Si bien Ávila soslaya toda eventual tentación discursiva y no se deja llevar por la tentación de bajar línea política, el testimonio contenido en esta película es bastante más elocuente que las propias palabras de los protagonistas.

Esta circunstancia denuncia el perfil eminentemente punitivista del estado argentino que, al igual que el uruguayo, barrera sus propias miserias debajo de la alfombra, a los efectos de soslayar las elocuentes causas sociales que subyacen en la mayoría de los crímenes que impactan cotidianamente a la opinión pública en los barrios más vulnerables, mientras el delito de cuello duro perpetrado por las elites queda casi siempre impune, porque sus autores tienen el poder económico para pagar buenos abogados y hasta influencia política funcional a sus espurios intereses.

Desde ese punto de vista, “La mujer de la fila” es un drama de claro sesgo testimonial, que desnuda más la violencia implícita que la explícita y hasta la segregación, todo ello atenuado por un vivificante soplo de humanismo y solidaridad bien entendida.

Si bien el director se toma algunas licencias artísticas y modifica algunos eventos que la disocian de los acontecimientos reales, igualmente logra el impacto emocional que se propone en el espectador, aunque la sociedad no siempre entienda todo lo que subyace detrás del fantasma de la inseguridad, que sigue siendo el tema que más preocupa a los uruguayos.

En el desenlace de este relato, que destaca particularmente por su singular realismo, aparecen las fotos de los personajes reales, mientras se escucha a Natalia Oreiro, que cumple una actuación realmente para el mejor recuerdo, interpretando “Canción de simples cosas”, de Armando Tejada Gómez y César Isella, lo cual depara una instancia de conmovedora emoción por el intrínseco valor simbólico de la letra de esta pieza artística.

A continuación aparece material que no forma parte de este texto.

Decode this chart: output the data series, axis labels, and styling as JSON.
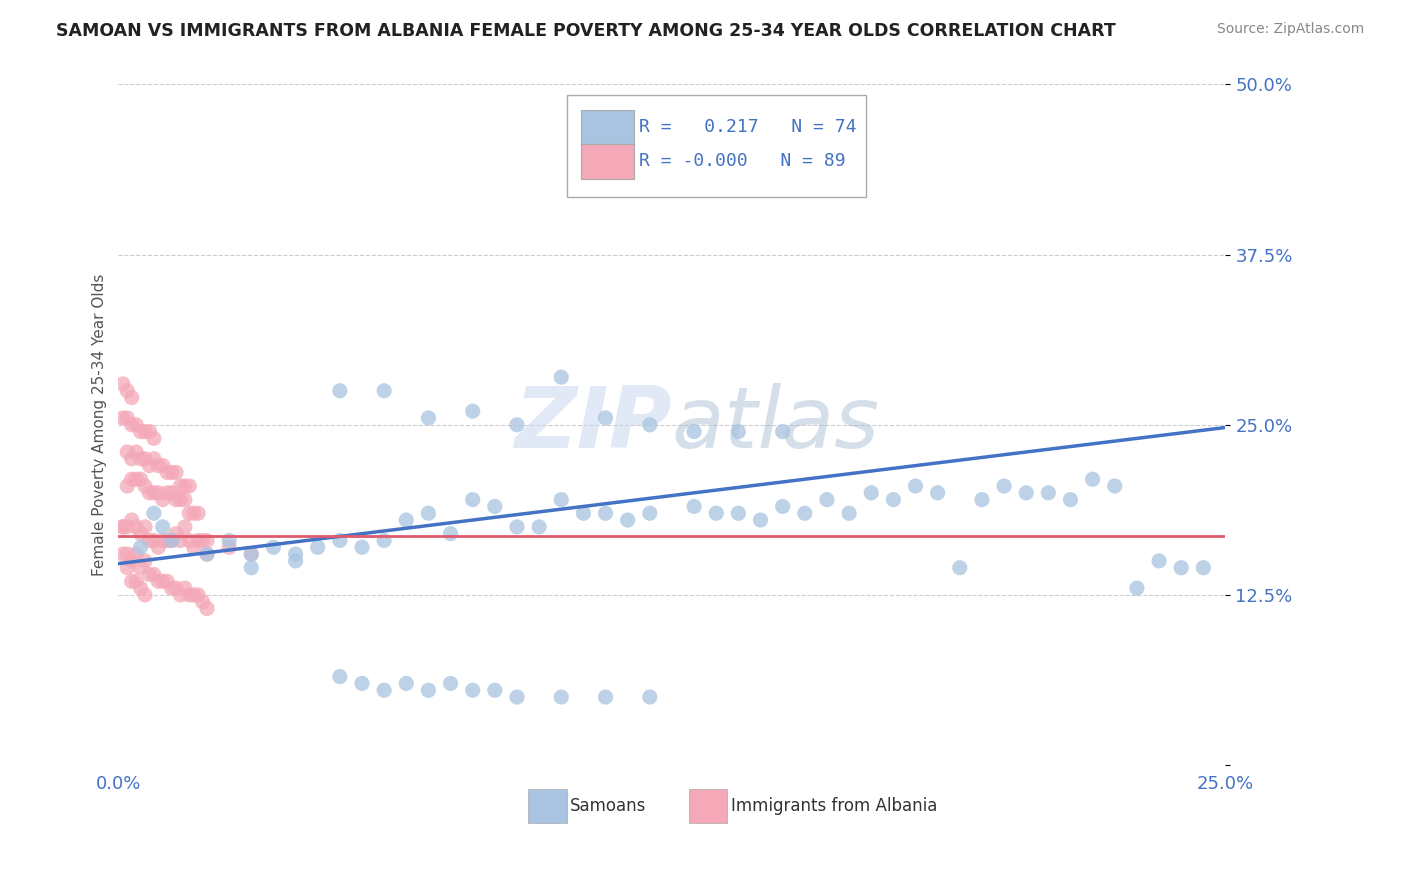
{
  "title": "SAMOAN VS IMMIGRANTS FROM ALBANIA FEMALE POVERTY AMONG 25-34 YEAR OLDS CORRELATION CHART",
  "source": "Source: ZipAtlas.com",
  "ylabel": "Female Poverty Among 25-34 Year Olds",
  "xlim": [
    0.0,
    0.25
  ],
  "ylim": [
    0.0,
    0.5
  ],
  "xticks": [
    0.0,
    0.05,
    0.1,
    0.15,
    0.2,
    0.25
  ],
  "xticklabels": [
    "0.0%",
    "",
    "",
    "",
    "",
    "25.0%"
  ],
  "yticks": [
    0.0,
    0.125,
    0.25,
    0.375,
    0.5
  ],
  "yticklabels": [
    "",
    "12.5%",
    "25.0%",
    "37.5%",
    "50.0%"
  ],
  "samoans_R": 0.217,
  "samoans_N": 74,
  "albania_R": -0.0,
  "albania_N": 89,
  "samoans_color": "#a8c4e0",
  "albania_color": "#f4a8b8",
  "trend_samoans_color": "#4472c4",
  "trend_albania_color": "#e05a6e",
  "legend_labels": [
    "Samoans",
    "Immigrants from Albania"
  ],
  "samoans_x": [
    0.005,
    0.008,
    0.01,
    0.012,
    0.02,
    0.025,
    0.03,
    0.035,
    0.04,
    0.045,
    0.05,
    0.055,
    0.06,
    0.065,
    0.07,
    0.075,
    0.08,
    0.085,
    0.09,
    0.095,
    0.1,
    0.105,
    0.11,
    0.115,
    0.12,
    0.13,
    0.135,
    0.14,
    0.145,
    0.15,
    0.155,
    0.16,
    0.165,
    0.17,
    0.175,
    0.18,
    0.185,
    0.19,
    0.195,
    0.2,
    0.205,
    0.21,
    0.215,
    0.22,
    0.225,
    0.23,
    0.235,
    0.24,
    0.245,
    0.05,
    0.06,
    0.07,
    0.08,
    0.09,
    0.1,
    0.11,
    0.12,
    0.13,
    0.14,
    0.15,
    0.03,
    0.04,
    0.05,
    0.055,
    0.06,
    0.065,
    0.07,
    0.075,
    0.08,
    0.085,
    0.09,
    0.1,
    0.11,
    0.12
  ],
  "samoans_y": [
    0.16,
    0.185,
    0.175,
    0.165,
    0.155,
    0.165,
    0.155,
    0.16,
    0.155,
    0.16,
    0.165,
    0.16,
    0.165,
    0.18,
    0.185,
    0.17,
    0.195,
    0.19,
    0.175,
    0.175,
    0.195,
    0.185,
    0.185,
    0.18,
    0.185,
    0.19,
    0.185,
    0.185,
    0.18,
    0.19,
    0.185,
    0.195,
    0.185,
    0.2,
    0.195,
    0.205,
    0.2,
    0.145,
    0.195,
    0.205,
    0.2,
    0.2,
    0.195,
    0.21,
    0.205,
    0.13,
    0.15,
    0.145,
    0.145,
    0.275,
    0.275,
    0.255,
    0.26,
    0.25,
    0.285,
    0.255,
    0.25,
    0.245,
    0.245,
    0.245,
    0.145,
    0.15,
    0.065,
    0.06,
    0.055,
    0.06,
    0.055,
    0.06,
    0.055,
    0.055,
    0.05,
    0.05,
    0.05,
    0.05
  ],
  "albania_x": [
    0.001,
    0.002,
    0.003,
    0.004,
    0.005,
    0.006,
    0.007,
    0.008,
    0.009,
    0.01,
    0.011,
    0.012,
    0.013,
    0.014,
    0.015,
    0.016,
    0.017,
    0.018,
    0.019,
    0.02,
    0.001,
    0.002,
    0.003,
    0.004,
    0.005,
    0.006,
    0.007,
    0.008,
    0.009,
    0.01,
    0.011,
    0.012,
    0.013,
    0.014,
    0.015,
    0.016,
    0.017,
    0.018,
    0.019,
    0.02,
    0.002,
    0.003,
    0.004,
    0.005,
    0.006,
    0.007,
    0.008,
    0.009,
    0.01,
    0.011,
    0.012,
    0.013,
    0.014,
    0.015,
    0.016,
    0.017,
    0.018,
    0.002,
    0.003,
    0.004,
    0.005,
    0.006,
    0.007,
    0.008,
    0.009,
    0.01,
    0.011,
    0.012,
    0.013,
    0.014,
    0.015,
    0.016,
    0.001,
    0.002,
    0.003,
    0.004,
    0.005,
    0.006,
    0.007,
    0.008,
    0.001,
    0.002,
    0.003,
    0.004,
    0.005,
    0.006,
    0.001,
    0.002,
    0.003,
    0.02,
    0.025,
    0.03
  ],
  "albania_y": [
    0.175,
    0.175,
    0.18,
    0.175,
    0.17,
    0.175,
    0.165,
    0.165,
    0.16,
    0.165,
    0.165,
    0.165,
    0.17,
    0.165,
    0.175,
    0.165,
    0.16,
    0.165,
    0.165,
    0.155,
    0.155,
    0.155,
    0.15,
    0.155,
    0.145,
    0.15,
    0.14,
    0.14,
    0.135,
    0.135,
    0.135,
    0.13,
    0.13,
    0.125,
    0.13,
    0.125,
    0.125,
    0.125,
    0.12,
    0.115,
    0.205,
    0.21,
    0.21,
    0.21,
    0.205,
    0.2,
    0.2,
    0.2,
    0.195,
    0.2,
    0.2,
    0.195,
    0.195,
    0.195,
    0.185,
    0.185,
    0.185,
    0.23,
    0.225,
    0.23,
    0.225,
    0.225,
    0.22,
    0.225,
    0.22,
    0.22,
    0.215,
    0.215,
    0.215,
    0.205,
    0.205,
    0.205,
    0.255,
    0.255,
    0.25,
    0.25,
    0.245,
    0.245,
    0.245,
    0.24,
    0.175,
    0.145,
    0.135,
    0.135,
    0.13,
    0.125,
    0.28,
    0.275,
    0.27,
    0.165,
    0.16,
    0.155
  ],
  "trend_sam_x0": 0.0,
  "trend_sam_x1": 0.25,
  "trend_sam_y0": 0.148,
  "trend_sam_y1": 0.248,
  "trend_alb_x0": 0.0,
  "trend_alb_x1": 0.25,
  "trend_alb_y0": 0.168,
  "trend_alb_y1": 0.168
}
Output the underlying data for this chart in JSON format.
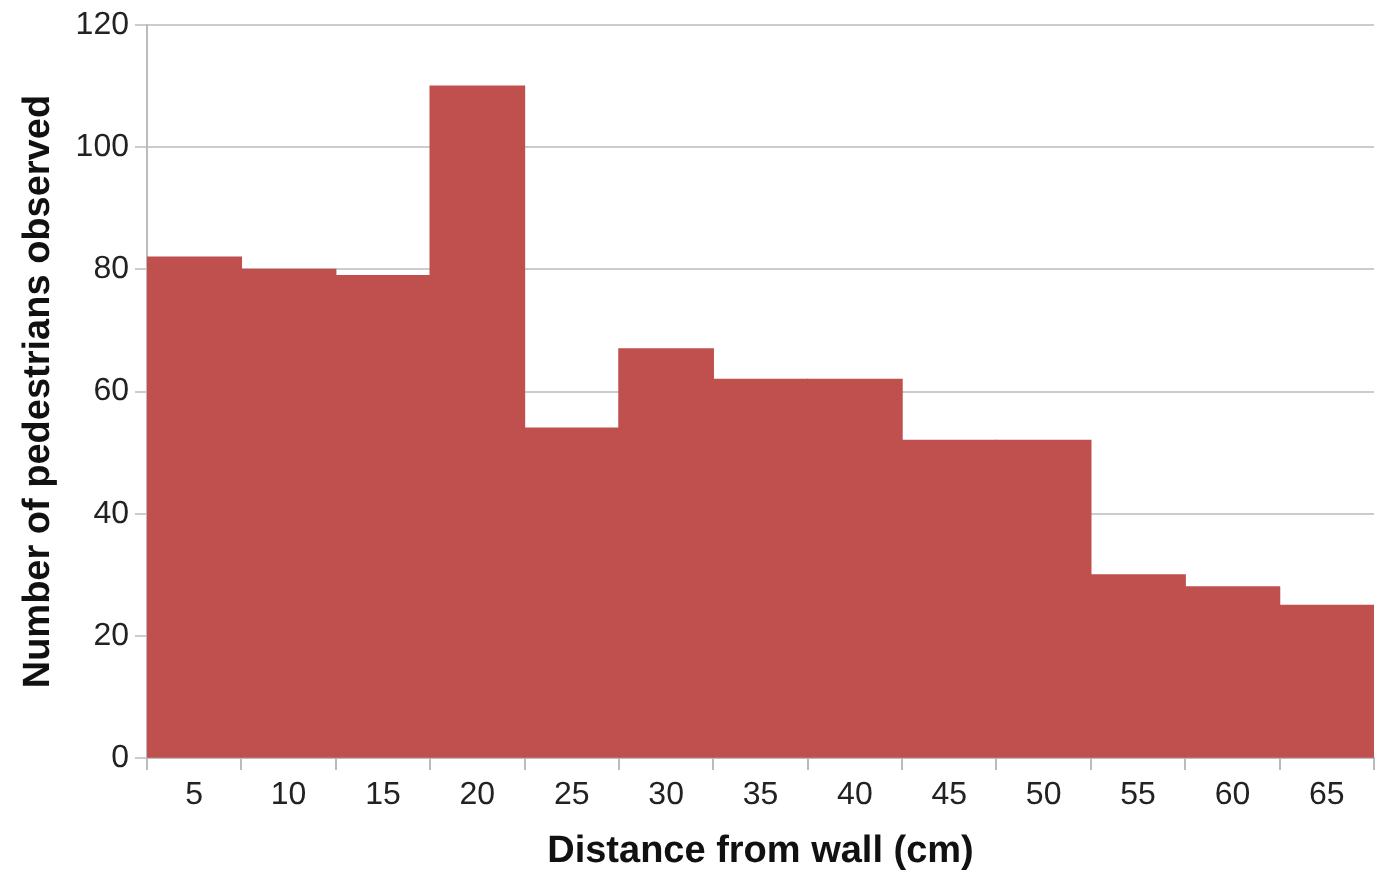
{
  "chart_data": {
    "type": "bar",
    "xlabel": "Distance from wall (cm)",
    "ylabel": "Number of pedestrians observed",
    "categories": [
      "5",
      "10",
      "15",
      "20",
      "25",
      "30",
      "35",
      "40",
      "45",
      "50",
      "55",
      "60",
      "65"
    ],
    "values": [
      82,
      80,
      79,
      110,
      54,
      67,
      62,
      62,
      52,
      52,
      30,
      28,
      25
    ],
    "color": "#c0504d",
    "ylim": [
      0,
      120
    ],
    "yticks": [
      0,
      20,
      40,
      60,
      80,
      100,
      120
    ],
    "grid": "y",
    "legend": false
  }
}
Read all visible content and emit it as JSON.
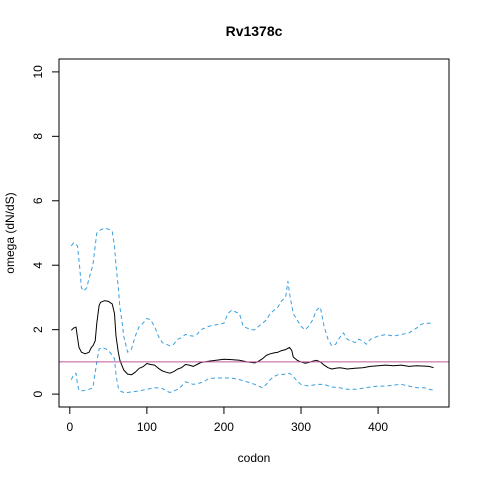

Este film corrobora, una vez más, la demostrada madurez del cine argentino para retratar la realidad social del vecino país, sin soslayar las miserias nacidas de cuadros de intolerable injusticia social que se prolongan en el tiempo como una suerte de condena.

Por Hugo Acevedo
Periodista y crítico literario

FICHA TÉCNICA

La mujer de la fila, (Argentina, España/2025). Dirección: Benjamin Ávila. Guión: Benjamín Ávila y Marcelo Muller. Fotografía: Sergio Armstrong. Música: Daniel Godfrid y Sebastián Espósito. Edición: Andre Chignoli. Reparto: Natalia Oreiro, Amparo Noguera, Alberto Ammann, Federico Heinrich, Marcela “Tigresa”Acuña y Lide Uranga.